Quand il accuse Nicolas Dupont-Aignan d’être un partisan du « droit du sang », ou à tout le moindre de vouloir remettre en cause le « droit du sol », il le fait sans aucune preuve[5]. Le texte liminaire à ce passage du programme de « Debout la France » est d’ailleurs très clair : « L’idéal de la République, c’est d’abord une société où chacun se sent dépositaire du destin commun national. Ce sont les Institutions qui permettent au peuple de s’exprimer et de voir sa volonté traduite au niveau du gouvernement. Mais l’esprit de la Cinquième République a été trahi par ses successeurs, notamment avec la forfaiture du traité de Lisbonne. C’est aussi une société qui partage des valeurs fortes, de liberté, d’égalité et de fraternité sans faire le moindre compromis avec la tentation communautariste, totalement étrangère à la tradition Française »[6]. Jean-Luc Mélenchon aurait pu demander à Nicolas Dupont-Aignan de préciser sa pensée sur l’économie, de choisir entre le libéralisme effréné d’un Charles Beigbeder et la tradition du gaullisme social qu’avait incarné Philippe Seguin. C’est là un véritable débat que l’on peut avoir, et un journaliste a d’ailleurs bien pointé l’incohérence sur ce point de Dupont-Aignan[7]. Mais Jean-Luc Mélenchon a préféré se lancer dans de faux procès au lieu de poser de bonnes questions. C’est cela que l’on appelle l’inconséquence.

 

Réminiscence

Il faut alors se souvenir d’un événement de la politique française, qui se situe à la fin de l’été 1954 : le rejet de la Communauté Européenne de Défense ou CED. Ce souvenir est ravivé par une note que l’on trouve…sur le site du Parti de Gauche[8].
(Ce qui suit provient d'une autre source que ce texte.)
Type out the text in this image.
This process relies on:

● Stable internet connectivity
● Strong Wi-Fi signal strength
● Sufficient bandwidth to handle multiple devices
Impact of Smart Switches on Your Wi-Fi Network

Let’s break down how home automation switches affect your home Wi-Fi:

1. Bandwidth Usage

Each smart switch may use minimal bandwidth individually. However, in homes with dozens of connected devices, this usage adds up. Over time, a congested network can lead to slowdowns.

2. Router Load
La CED fut une tentative pour créer une instance supranationale en matière de défense, qui aboutissait à mettre en commun, de fait sous commandement américain, les forces militaires des pays de l’Europe occidentale, tout en autorisant le réarmement allemand. Ce projet fut longuement combattu par des forces politiques allant du Parti Communiste au Rassemblement du Peuple Français, créé par le général De Gaulle, et qui pouvait passer, aux yeux de nombreux observateurs pour un parti d’extrême-droite. A tout le moins, les divergences étaient plus qu’évidentes entre PCF et RPF dont les militants s’affrontaient physiquement épisodiquement sur le pavé. On retrouvait parmi les opposants à la CED tant des personnes connues pour leurs opinions d’extrême-gauche (non communiste) comme Marceau Pivert (gauche de la SFIO) que des personnalités très marquées à droite, dont des généraux ayant servi le régime de Vichy.

Les raisons de l’opposition à la CED n’étaient pas moins variées. Cela allait de l’affirmation d’un pacifisme bon teint (chez les amis de Marceau Pivert et dans une partie de l’aile gauche de la SFIO) à l’affirmation de la nécessité pour la France de conserver son autonomie en matière de défense pour pouvoir continuer à mener des guerres coloniales. Certains, en particulier les proches du PCF mais pas uniquement, voyaient dans la CED le cheval de Troie de l’impérialisme américain. D’autres y voyaient un mécanisme privant la France des moyens de défense autonome et l’intégrant dans un ensemble supranational que l’on refusait au nom du nationalisme. Il était clair que les raisons des uns étaient irrecevables aux oreilles des autres, et réciproquement.

Document 1

Compte rendu sténographique du débat parlementaire aboutissant au rejet de la CED

 A – Débat Parl. rejet CED 1954

Néanmoins, ces divergences importantes ne furent nullement considérées comme suffisante pour interdire un minimum de coopération entre les forces qui s’opposaient à la CED. On vit des réunions ou l’on retrouvait sur la même estrade des proches du PCF et du RPF. Ce qui était compris par de nombreux acteurs était que si la CED était finalement ratifiée, et elle l’avait déjà été par les partenaires européens de la France, il en était fait de l’indépendance et de la souveraineté du pays. C’est la compréhension profonde que se jouait, autour de cette question, quelque chose d’essentiel qui fédéra les énergies. C’était la compréhension profonde que, cédant sur ce point la France cédait sans espoir de retour sur la question de sa souveraineté.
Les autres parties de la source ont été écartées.